Why Gesture?

As I mentioned in another post here, one of the primary driving forces behind my thesis project was that I wanted to explore the use of stereoscopic 3D in interactive media.  To do this, I looked at some of the tools that virtual reality researchers have been using for years and apply those to a home setting.  With VR, the goal is often to replicate the “real” world in a digital realm to the point where the audience/player reacts in the virtual world as they would in the real world.  Natural gestures go hand-in-hand with this instinct and, for me, the most natural input mechanism is gestural control.

Consider for a moment a presentation in a large 3D theater like the ones in theme parks, where there is an extreme use of stereoscopic 3D to send objects into the faces of audience members.  Simply observe any audience, especially a younger audience, as that object comes off the screen plane and into the theater space.  The majority of audience members make an instinctual motion to reach out into space and touch that object.  After all, to the observer, it is floating there right in front of their faces.  We want to be able to touch the things that appear in our personal space, even if that virtual object cannot give us the same haptic touch-and-feel feedback of a physical object.  What that simple motion in the theater tells us is that stereoscopic 3D and gestural input are married in a fundamentally human way.  With gestural controls, we can capture that motion in a home setting.  This is just one of the reasons for the decision to use the Microsoft Kinect for my thesis project.

Gesture input has been common in the home video gaming market for more than five years, since the introduction of Nintendo’s Wii.  The incredible success of the Wii brought about the Microsoft Kinect and the Sony Move controllers.  Among these, though, only the Kinect is truly “hands-free”.  This allows for the natural gestures I mention above.

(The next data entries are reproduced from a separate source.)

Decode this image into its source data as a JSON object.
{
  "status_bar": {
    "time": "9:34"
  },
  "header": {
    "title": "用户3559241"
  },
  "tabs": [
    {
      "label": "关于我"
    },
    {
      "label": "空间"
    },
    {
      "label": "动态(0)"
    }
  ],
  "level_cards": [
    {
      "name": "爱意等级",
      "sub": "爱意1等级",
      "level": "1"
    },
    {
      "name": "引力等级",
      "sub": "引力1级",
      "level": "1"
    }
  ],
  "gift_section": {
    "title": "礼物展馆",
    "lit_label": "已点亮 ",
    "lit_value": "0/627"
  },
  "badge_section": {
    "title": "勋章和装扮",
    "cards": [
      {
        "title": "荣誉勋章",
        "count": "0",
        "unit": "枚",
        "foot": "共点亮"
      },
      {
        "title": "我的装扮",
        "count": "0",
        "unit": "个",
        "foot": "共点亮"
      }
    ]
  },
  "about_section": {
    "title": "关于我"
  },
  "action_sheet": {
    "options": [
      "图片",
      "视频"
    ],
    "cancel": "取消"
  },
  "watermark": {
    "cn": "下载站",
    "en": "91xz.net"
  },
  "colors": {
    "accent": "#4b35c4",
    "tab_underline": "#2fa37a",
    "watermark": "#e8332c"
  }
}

In addition, only the Kinect replicates a motion capture volume where the player’s skeleton is trackable.  This is key when combined with stereoscopic 3D.  By being able to track where the user is in space, the stereo3D depth can be adjusted moment-by-moment, allowing for a 3D that more closely replicates the way we see the real world.  Because of this tracking, the 3D calls less attention to itself (as it does in everyday life) allowing the player to move and play much better in a simulated virtual space.

-Michael Annetta
April 16, 2012